The world’s first solar road was opened in France on December 2016. It was a ridiculously expensive project: the French government spent $5.2 million to construct one-kilometer long road consisting of 30,000 square feet of solar panels.
The road was built by a major French civil engineering firm, Colas Group. It specializes in road construction and rail track construction. The firm had been working on its own solar road tech, Wattway, for more than five years.
The French Ministry of the Environment said the road would generate enough electricity to power streetlights in the local town, Tourouvre. In fact, the government had made plans to pave one thousand kilometers of highways with photovoltaic panels over the next five years.
Poor Planning and Rushed Design
The idea of constructing road out of solar panels in Normandy, France isn’t impressive at all, because the area does not have the most sunshine. It has less than 50 days of strong sunshine in a year.
Recently, Le Monde, a French daily afternoon newspaper, reported that photovoltaic panels weren’t able to withstand the wear and tear caused by heavy vehicles. They also couldn’t withstand the heavy thunderstorms, and produced too much noise for local residents, so the speed limit had to be reduced to 44 miles per hour.
Worse, the engineers did not take into account the effects of rotting leaves, which limited the electricity-generating capacity of panels.

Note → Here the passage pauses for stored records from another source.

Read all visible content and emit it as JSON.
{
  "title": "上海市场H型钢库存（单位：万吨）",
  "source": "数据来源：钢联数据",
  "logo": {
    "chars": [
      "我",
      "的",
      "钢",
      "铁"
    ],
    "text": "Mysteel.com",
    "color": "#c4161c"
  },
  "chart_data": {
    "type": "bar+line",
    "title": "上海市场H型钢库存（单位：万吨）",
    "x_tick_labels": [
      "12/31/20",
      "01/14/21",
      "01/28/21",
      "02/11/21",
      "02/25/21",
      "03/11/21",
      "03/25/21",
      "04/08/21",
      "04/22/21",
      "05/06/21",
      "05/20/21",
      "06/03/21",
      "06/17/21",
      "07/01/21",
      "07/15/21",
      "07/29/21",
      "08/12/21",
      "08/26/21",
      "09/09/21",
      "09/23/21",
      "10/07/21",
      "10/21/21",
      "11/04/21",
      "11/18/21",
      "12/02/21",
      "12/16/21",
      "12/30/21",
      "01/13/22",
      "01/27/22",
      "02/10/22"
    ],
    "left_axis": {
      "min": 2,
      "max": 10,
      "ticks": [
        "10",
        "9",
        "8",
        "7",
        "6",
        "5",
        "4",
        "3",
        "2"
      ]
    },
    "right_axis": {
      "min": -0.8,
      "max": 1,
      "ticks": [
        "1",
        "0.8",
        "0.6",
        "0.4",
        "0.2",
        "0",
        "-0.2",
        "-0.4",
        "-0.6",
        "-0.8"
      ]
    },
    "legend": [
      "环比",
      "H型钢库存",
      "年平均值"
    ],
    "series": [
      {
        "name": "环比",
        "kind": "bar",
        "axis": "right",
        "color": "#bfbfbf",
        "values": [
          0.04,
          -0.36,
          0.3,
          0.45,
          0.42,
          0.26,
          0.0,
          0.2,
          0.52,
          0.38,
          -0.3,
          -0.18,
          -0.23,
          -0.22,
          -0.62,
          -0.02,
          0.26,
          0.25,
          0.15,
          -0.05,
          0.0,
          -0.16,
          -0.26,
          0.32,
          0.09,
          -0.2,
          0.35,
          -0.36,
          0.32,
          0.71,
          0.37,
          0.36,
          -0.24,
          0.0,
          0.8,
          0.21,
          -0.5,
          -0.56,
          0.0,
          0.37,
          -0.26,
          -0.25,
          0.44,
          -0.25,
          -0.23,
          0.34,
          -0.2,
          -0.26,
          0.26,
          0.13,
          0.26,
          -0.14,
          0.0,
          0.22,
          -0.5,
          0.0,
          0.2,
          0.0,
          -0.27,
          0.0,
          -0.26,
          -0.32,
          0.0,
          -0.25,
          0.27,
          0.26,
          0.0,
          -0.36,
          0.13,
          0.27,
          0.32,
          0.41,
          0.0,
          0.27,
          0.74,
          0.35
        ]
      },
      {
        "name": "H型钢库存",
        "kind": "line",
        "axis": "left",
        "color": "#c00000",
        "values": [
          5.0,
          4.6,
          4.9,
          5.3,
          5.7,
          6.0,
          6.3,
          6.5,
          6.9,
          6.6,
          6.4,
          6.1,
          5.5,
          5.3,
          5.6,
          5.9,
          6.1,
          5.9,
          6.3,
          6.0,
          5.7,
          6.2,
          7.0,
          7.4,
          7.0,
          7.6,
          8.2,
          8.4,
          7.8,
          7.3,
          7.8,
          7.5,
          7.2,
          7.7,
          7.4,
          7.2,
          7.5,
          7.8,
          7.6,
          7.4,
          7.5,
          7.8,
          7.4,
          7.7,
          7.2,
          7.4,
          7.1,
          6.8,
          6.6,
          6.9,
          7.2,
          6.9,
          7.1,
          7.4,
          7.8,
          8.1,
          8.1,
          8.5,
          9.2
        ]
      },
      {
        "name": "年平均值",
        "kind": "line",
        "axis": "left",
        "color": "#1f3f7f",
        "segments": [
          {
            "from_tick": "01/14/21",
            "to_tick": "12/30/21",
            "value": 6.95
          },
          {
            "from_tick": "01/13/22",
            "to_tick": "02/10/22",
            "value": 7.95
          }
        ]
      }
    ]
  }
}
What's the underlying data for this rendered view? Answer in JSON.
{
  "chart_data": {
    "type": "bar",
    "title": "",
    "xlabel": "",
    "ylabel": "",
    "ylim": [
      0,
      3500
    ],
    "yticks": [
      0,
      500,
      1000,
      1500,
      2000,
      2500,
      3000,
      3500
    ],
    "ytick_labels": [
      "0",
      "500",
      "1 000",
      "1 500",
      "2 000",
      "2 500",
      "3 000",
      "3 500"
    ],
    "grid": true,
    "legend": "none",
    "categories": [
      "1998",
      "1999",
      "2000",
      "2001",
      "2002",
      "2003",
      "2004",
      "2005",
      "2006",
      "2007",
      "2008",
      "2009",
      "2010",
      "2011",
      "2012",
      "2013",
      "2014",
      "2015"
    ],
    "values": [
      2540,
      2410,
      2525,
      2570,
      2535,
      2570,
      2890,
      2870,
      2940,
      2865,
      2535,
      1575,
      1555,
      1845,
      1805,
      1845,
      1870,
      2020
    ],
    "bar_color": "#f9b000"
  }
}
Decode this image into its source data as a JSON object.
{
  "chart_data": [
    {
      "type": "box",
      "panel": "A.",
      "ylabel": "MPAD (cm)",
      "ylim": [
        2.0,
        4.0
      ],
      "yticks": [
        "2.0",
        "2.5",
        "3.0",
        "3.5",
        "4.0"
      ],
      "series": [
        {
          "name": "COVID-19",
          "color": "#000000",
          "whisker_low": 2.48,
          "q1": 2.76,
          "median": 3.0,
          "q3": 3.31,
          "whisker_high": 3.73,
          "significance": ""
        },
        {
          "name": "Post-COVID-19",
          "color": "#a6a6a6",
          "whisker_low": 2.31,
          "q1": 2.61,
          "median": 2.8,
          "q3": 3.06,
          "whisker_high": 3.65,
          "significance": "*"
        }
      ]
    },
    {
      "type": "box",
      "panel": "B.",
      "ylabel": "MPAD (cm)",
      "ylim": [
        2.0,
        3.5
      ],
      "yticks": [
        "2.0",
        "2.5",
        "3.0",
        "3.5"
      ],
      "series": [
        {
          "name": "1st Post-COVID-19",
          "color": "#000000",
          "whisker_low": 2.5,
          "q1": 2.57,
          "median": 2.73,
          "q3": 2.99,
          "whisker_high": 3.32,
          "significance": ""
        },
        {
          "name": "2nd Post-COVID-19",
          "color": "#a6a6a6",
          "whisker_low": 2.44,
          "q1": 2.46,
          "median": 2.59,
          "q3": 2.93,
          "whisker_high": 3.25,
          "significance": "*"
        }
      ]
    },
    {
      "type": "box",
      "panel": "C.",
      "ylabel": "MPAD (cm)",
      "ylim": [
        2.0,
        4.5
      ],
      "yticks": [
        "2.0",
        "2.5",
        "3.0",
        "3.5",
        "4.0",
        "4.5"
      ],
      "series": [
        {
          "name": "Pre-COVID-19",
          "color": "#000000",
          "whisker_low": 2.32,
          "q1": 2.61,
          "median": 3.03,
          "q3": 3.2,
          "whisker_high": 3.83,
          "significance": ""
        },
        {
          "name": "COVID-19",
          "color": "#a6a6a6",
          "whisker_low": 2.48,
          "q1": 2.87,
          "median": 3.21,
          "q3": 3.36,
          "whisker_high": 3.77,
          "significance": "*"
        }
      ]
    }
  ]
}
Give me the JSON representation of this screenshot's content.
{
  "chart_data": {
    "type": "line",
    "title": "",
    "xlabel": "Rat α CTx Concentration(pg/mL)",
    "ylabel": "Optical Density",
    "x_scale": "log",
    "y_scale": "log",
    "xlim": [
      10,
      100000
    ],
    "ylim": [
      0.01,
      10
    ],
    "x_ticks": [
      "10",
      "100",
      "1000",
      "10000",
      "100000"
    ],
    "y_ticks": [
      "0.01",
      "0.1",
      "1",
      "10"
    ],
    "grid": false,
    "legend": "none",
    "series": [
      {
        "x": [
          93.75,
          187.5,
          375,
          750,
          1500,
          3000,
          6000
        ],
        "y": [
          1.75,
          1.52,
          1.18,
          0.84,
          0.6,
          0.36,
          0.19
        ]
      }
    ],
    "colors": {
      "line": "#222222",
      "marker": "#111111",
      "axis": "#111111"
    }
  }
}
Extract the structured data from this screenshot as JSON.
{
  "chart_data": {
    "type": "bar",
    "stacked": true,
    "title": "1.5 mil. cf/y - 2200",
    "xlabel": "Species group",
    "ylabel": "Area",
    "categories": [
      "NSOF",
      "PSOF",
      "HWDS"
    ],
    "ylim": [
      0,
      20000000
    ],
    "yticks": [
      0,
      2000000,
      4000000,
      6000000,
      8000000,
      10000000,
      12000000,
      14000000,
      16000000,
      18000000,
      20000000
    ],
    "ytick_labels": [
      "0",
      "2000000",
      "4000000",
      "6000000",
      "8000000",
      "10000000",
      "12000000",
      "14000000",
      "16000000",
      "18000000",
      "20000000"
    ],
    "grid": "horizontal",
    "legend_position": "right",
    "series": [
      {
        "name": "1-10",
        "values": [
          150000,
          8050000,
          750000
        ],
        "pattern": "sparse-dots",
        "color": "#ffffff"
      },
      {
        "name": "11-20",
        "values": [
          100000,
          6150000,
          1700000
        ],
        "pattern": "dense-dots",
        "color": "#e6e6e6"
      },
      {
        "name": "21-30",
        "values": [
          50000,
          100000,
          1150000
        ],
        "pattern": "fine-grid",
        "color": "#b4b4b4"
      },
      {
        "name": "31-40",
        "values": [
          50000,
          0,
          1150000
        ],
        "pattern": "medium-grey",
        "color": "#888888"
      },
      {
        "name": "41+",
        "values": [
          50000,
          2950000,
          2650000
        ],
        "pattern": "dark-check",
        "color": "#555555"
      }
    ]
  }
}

The construction company said that the photovoltaic panels were protected by a 7 mm layer of polycrystalline silicon so that they can work in extreme environments. However, these panels have come loose or broken into small pieces since the opening.
Initially, the solar road was meant to generate nearly 150,000 kWh of energy per year, which is enough to light up 5,000 homes every day. Instead, the equipment made only 78,397 kWh in 2018, and less than 38,000 kWh by the end of July 2019.
Image credit: Fabrizio Bensch/Reuters
The profit made from the sale of electricity was estimated to be more than €10,500 a year, but it only generated €4,550 in 2017, €3,100 in 2018, and €1,450 in the first quarter of 2019.
‘The economic and technical elements of the project were not clearly understood. It is totally unreasonable to spend millions in innovating solutions that already exist and are much more profitable, such as solar panels on roofs.’ — Marc Jedliczka, vice president of the Network for Energy Transition.
The trial is now over. Etienne Gaudin, the chief executive of Wattway, told Le Monde that the model would not be going to market. It isn’t suitable for long-distance traffic. Instead, the company will be focusing on smaller modules to generate electricity for electric bicycle charging stations, bus shelter lighting, and CCTV cameras.